Mais cette éthique là est une éthique de cour de récréation .
Curieuse situation qui vient peu de temps après le procès de L’Yonne dont on veut nous faire croire qu’on a enfin jugé, après des faits qui dataient d’une vingtaine d’années,où l’on a vu des dossiers et des témoignages disparaître,des tuteurs désignés par les tribunaux ne pas savoir,des associations gestionnaires d’établissement et leurs administrateurs, des cadres d’institutions,des médecins, et des juges crier haro sur un seul baudet, après que fut secoué très légèrement le panier. Il est vrai que là, la justice disposait d’un « criminel parfait »,si j’ose dire. Aussi bien,le baudet est enfermé,et le problème enfin réglé.
Insistons encore…Sans aller jusqu’à dire après Nietzsche que « les plus grands criminels sont ceux qui ne commettent rien »,nous ajouterons tout de même que dans l’affaire d’Outrau, le juge, devenu soudain timide ne répond pas malheureusement de l’essentiel. Tentative dramatique du président de la Commission de le conduire vers cette région habitée par l’humain et qu’il ne fréquente pas… « C’est vrai que c’est difficile. C’est triste. » Parce qu’il ne sait pas. Il n’a pas travaillé la question de la question.
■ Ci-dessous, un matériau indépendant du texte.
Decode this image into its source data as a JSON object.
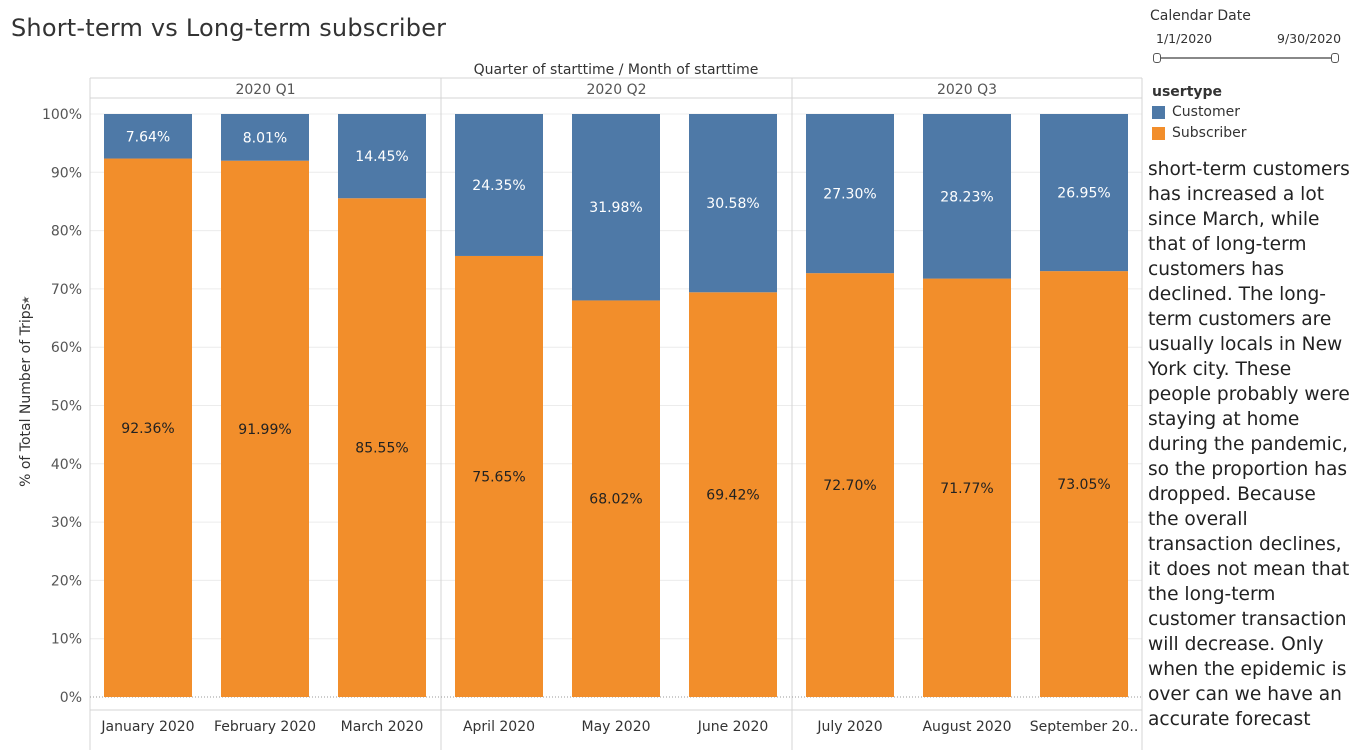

Le juge qui a maltraité le dossier et donc les personnes,et parmi elles une personne arriérée profonde et un certain nombre d’enfants retirés de leurs parents(bien sûr,comme tous les spécialistes 5 il dira qu’il n’a pas pris personnellement la décision !) et qui ne manquait pas de morgue et de certitudes,est le même que celui qui s’est présenté avec humilité devant la Commission.
Cette attitude de « spécialiste »besogneux fait penser à la Colonie Pénitentiaire de Kafka et de ce servant de la machine à torturer qui se pose essentiellement des questions de pièces de rechanges et de maintenance de la machine. Elle nous renvoie à une époque qu’on aurait aimé oublier,évoquée dans l ‘ouvrage de Annah Arendt sur le procès de Jérusalem 6 .
Comme nous l’a montré la philosophe, les mal traitants ont en commun ce défaut qu’ils ne vivent pas dans le « monde commun »,et surtout qu’ils ont oublié l’activité de penser,qui n’a rien à voir avec le formatage de techniques. Là est la banalité du mal. Ils respectent scrupuleusement la Loi, rivés à leur fiche de poste ou leurs contraintes gestionnaires.
C’est vrai qu’aujourd’hui,on ne le sait que trop, la tendance serait de demander aux éducateurs de ne pas penser -certains éditorialistes vont jusqu’à dire qu’ils sont responsables du malaise des jeunes 7 .Le désastre est grand, il est déjà visible.
On commence à comprendre qu’il en est de même pour les juges.
1 Jean-Claude Guillebaud, La tyrannie du plaisir ,chapitre 12, Entre le juge et le médecin, Seuil,1998.
2 Le Monde,Vendredi 10 fevrier2006.
3 De Dieu qui vient à l’idée ,Emmanuel Levinas,Librairie Vrin,1998.
4 Cette défense est d’ailleurs déjà illustré par nombre de journalistes et de citoyens qui évoquent,dans une curieuse inversion de sens, le « lynchage médiatique » ou la « destitution injuste ».On dit partout qu’un seul homme ne doit pas être le bouc émissaire ou le mouton galeux.
5 Voir le film Un spécialiste,portrait d’un criminel moderne de Rony Brauman et de Eyal Sivan,1999.
6 Hannah Arendt Eichmann à Jérusalem , Folio Histoire,Gallimard,1966,1991.
7 Alain Finkielkraut ,interview du journal israélien Hararezt,Le Monde 28 novembre 2005 à propos de la crise des banlieues. Tout ça,c’est la faute « aux sociologues,aux bobos et aux travailleurs sociaux ».